Stung by end of the ‘supercycle’ in 2012, CODELCO and other leading miners have operated conservatively. They have focused on consolidating their high-value assets, cutting costs, and boosting productivity. They have also focused on divesting from low-grade projects and limiting exploration and new project development. There are currently very few new projects set to come into operation before 2023. COVID-19 has brought the construction of most of these new projects to a halt. In Chile, CODELCO stopped the underground expansion of its two largest copper mines (El Teniente and Chuquicamata), while Teck Resources’ Quebrada Blanca 2 announced a six-month delay as it sought to protect its 15,000 strong workforce (Reuters 2020b, Fundacion Terram 2020, Jamasmie 2020). Similarly, Peru’s largest new project, Anglo American’s Quellaveco, was brought to a standstill for months. 

Hmm..

They wrote about new age of copper requires changes in appraoch:

In this ‘new age of copper’, producer countries need to do better. Mining value chains can help them achieve ambitious innovation, sustainability, and inclusiveness goals. Their development requires decisive and coordinated action from diverse public and private sector stakeholders. First, national mining innovation systems must be geared towards supporting existing (and fostering new) competitive suppliers, as well as creating conditions for local players to access industry opportunities. Open innovation platforms can help bridge market failures and information asymmetries (Bnamericas 2019). Second, as the backbone of the future green economy, copper extraction itself has to become more sustainable, reducing its greenhouse gas emissions and water usage.6 It is also essential to obtain and maintain social licenses to mine, and to respond to increasingly sustainability-minded customers within the value chain. The industry is already actively seeking to adopt zero-emissions, waterless, and desalinisation solutions within its operations (Leotaud 2020, InvestChile 2019).7 Third, it needs to be inclusive – both from a gender perspective and in terms of engagements with local communities (Fernandez-Stark et al. 2019).
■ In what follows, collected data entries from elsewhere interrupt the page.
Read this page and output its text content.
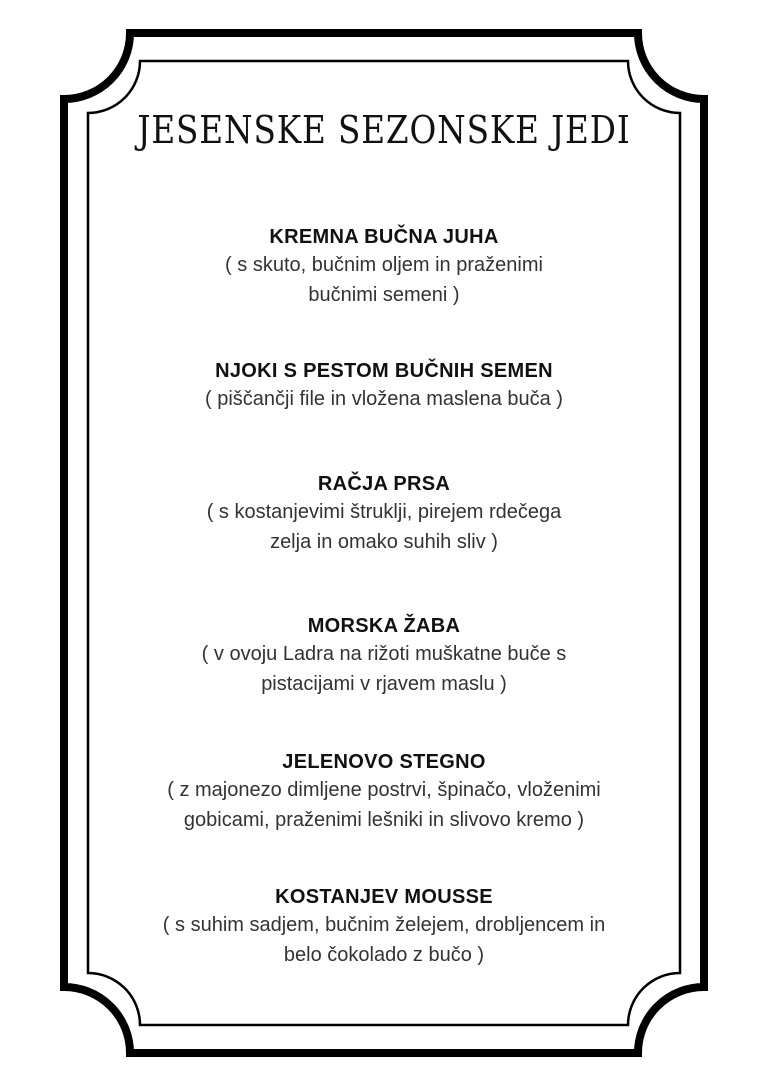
JESENSKE SEZONSKE JEDI
KREMNA BUČNA JUHA
( s skuto, bučnim oljem in praženimi
bučnimi semeni )
NJOKI S PESTOM BUČNIH SEMEN
( piščančji file in vložena maslena buča )
RAČJA PRSA
( s kostanjevimi štruklji, pirejem rdečega
zelja in omako suhih sliv )
MORSKA ŽABA
( v ovoju Ladra na rižoti muškatne buče s
pistacijami v rjavem maslu )
JELENOVO STEGNO
( z majonezo dimljene postrvi, špinačo, vloženimi
gobicami, praženimi lešniki in slivovo kremo )
KOSTANJEV MOUSSE
( s suhim sadjem, bučnim želejem, drobljencem in
belo čokolado z bučo )
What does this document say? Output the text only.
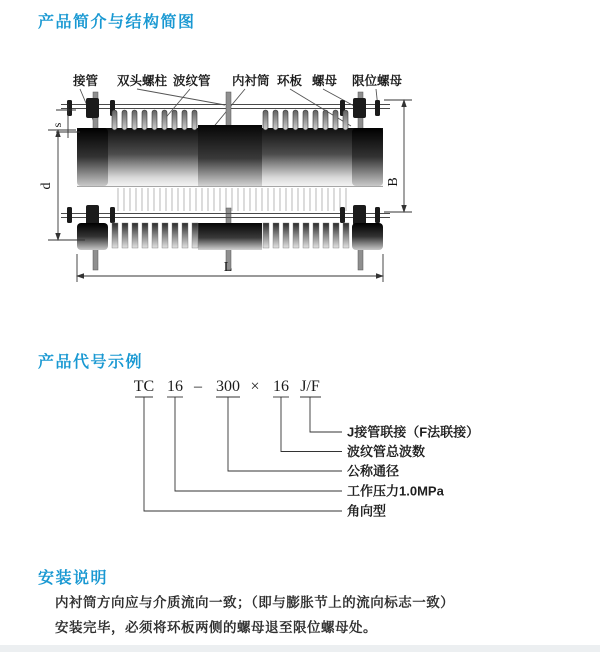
产品简介与结构简图
接管 双头螺柱 波纹管 内衬筒 环板 螺母 限位螺母
s
d	B
L
产品代号示例
TC 16 – 300 × 16 J/F
J接管联接（F法联接）
波纹管总波数
公称通径
工作压力1.0MPa
角向型
安装说明

内衬筒方向应与介质流向一致；（即与膨胀节上的流向标志一致）

安装完毕，必须将环板两侧的螺母退至限位螺母处。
Generating shared value necessarily means increasing participation from all key stakeholders, as well as effectively leveraging local human capital. It is not just good practice, it is good business (Doku 2019).

Economically, Latin America has been hit extremely hard by the COVID-19 pandemic.8 The economic reactivation plans of China and the EU can be leveraged to support the economic recovery of the region through their demand for copper. It is now up to these countries to seize the moment and make the most of the opportunity.